Recently I happened to meet my close friend, who is back from Japan. It was a casual encounter, considering that we both were relaxed and enjoying a lazy weekend. It was a long awaited meet as he was away from me for so many years. We settled down at a cozy restaurant with a coffee and started chatting.
After exchanging some pleasantries, we were slowly engrossed in some serious conversation. For me, knowing about Japan, its people and its culture is more exciting than anything else and I just grabbed the chance to quickly chat on all these topics. During the course of our conversation dwelling about the Japanese way of life, their discipline and courtesies, our conversation swerved towards Customer Experience and how Japanese, be it an individual, a shop or an organization give value to any customer.
He quickly said, “Do you know how Japanese treat their customers? For them, customer is the God”. I immediately retorted, “What is so great in that? Even in India we have shop keepers treating customers as kings and ensure that they are always happy”. With my insane reply, my friend laughed at me and started throwing some interesting accounts of customer experiences in Japan.
“Let me narrate some of my experiences and then start your conversation”, he said and further added; “Suppose you go to a shop to buy an item, which is worth few pennies. Unfortunately, you notice that you have a higher denomination note (say Rs.100/-) to buy a small item, which is worth just Rs.5/- Since, you need the item badly, you go ahead to purchase the item and give him the hundred rupee note. So, what reply would you get? He just puts a frown on his face and expresses his inability to give you the change. He doesn’t even bother if you leave his shop just because you are unable to render the exact change. Isn’t it? I am sure almost 8 of the 10 shop keepers here would do the same thing, putting you in an embarrassing situation”.

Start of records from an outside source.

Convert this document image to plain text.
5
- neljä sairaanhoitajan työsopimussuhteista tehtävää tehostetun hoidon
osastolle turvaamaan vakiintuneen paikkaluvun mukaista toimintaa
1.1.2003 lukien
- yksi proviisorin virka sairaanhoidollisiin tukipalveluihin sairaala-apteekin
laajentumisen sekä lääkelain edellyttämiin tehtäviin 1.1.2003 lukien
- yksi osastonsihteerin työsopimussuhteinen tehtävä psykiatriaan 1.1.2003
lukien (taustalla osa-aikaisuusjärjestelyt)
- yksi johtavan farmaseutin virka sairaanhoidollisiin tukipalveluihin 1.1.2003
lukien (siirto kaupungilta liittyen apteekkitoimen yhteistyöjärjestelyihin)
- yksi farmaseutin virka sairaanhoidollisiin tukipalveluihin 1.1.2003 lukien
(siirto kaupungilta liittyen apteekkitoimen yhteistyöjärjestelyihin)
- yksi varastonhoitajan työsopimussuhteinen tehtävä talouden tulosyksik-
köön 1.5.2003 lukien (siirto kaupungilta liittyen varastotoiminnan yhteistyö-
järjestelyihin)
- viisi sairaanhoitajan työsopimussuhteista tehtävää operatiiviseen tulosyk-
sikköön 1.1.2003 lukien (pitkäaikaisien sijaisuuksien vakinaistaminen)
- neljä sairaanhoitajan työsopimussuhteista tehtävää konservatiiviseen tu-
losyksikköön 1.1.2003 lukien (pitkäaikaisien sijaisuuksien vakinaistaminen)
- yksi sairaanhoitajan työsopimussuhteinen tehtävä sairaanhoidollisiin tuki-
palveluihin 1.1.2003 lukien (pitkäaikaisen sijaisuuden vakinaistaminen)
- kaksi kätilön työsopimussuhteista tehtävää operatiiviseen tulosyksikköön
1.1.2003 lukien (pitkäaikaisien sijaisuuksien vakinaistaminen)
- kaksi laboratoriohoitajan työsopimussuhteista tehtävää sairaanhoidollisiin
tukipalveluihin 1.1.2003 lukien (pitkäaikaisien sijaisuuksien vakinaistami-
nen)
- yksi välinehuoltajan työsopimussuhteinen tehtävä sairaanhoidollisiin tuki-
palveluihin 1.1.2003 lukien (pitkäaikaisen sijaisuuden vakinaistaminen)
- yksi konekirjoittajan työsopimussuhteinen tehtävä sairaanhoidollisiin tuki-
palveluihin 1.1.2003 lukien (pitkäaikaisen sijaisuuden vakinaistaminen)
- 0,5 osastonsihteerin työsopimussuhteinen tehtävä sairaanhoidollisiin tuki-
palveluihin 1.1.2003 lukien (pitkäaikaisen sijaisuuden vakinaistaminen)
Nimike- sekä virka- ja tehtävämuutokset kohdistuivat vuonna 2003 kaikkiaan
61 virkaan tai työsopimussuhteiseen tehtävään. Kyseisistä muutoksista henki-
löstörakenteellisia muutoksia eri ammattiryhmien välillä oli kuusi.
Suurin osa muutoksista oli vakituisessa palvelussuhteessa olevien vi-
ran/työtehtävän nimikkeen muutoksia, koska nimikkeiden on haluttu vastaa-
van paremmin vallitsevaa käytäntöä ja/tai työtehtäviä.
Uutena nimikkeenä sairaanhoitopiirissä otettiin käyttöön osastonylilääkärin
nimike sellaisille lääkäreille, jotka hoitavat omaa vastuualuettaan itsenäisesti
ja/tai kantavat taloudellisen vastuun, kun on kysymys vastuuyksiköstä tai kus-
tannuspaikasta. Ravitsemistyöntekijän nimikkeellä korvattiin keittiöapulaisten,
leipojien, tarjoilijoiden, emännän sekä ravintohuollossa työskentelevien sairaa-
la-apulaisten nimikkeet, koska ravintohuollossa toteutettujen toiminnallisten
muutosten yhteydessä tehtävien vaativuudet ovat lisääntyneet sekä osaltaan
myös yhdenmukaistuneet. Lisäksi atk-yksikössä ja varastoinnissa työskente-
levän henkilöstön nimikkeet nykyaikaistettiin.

“So, do you know what happens in Japan when you are in a similar situation?” My friend questioned. He further continued, “In Japan, if you just happen to visit even a small shop, the shop keeper bows at you out of respect and ensures that you get all the attention as if you are the only customer for his shop to buy an item, irrespective of how small an item could be. And assuming that your item is worth few pennies and you happen to give a big denomination note, he never grumbles and goes all the way to ensure that you get the required change – all this with a smile. Moreover, even if the item that you might be searching is not available in the shop, he goes all the way to ensure you get it. And the bottom line is he never lets you go disappointed, whatever may be. Now do you love to come to that shop again and again?” My friend questioned. I replied in the affirmative and was just lost in thoughts about this wonderful customer experience.
We talk about big technologies and modern CRM applications without realizing that we are losing out on the emotional aspects of the customer touch points. Of what use technology, when we just take our customers for granted, without understanding what they really want. After all, a happy customer is the one who brings more business to any business entity – be it a small shop or a big organization. And Japanese have really proved this point to the world – inbuilt in their psyche to gauge the pulse of the customers.
With these thoughts in my mind, we quietly retired to our homes and thanked my friend for sharing such wonderful experiences about Japan.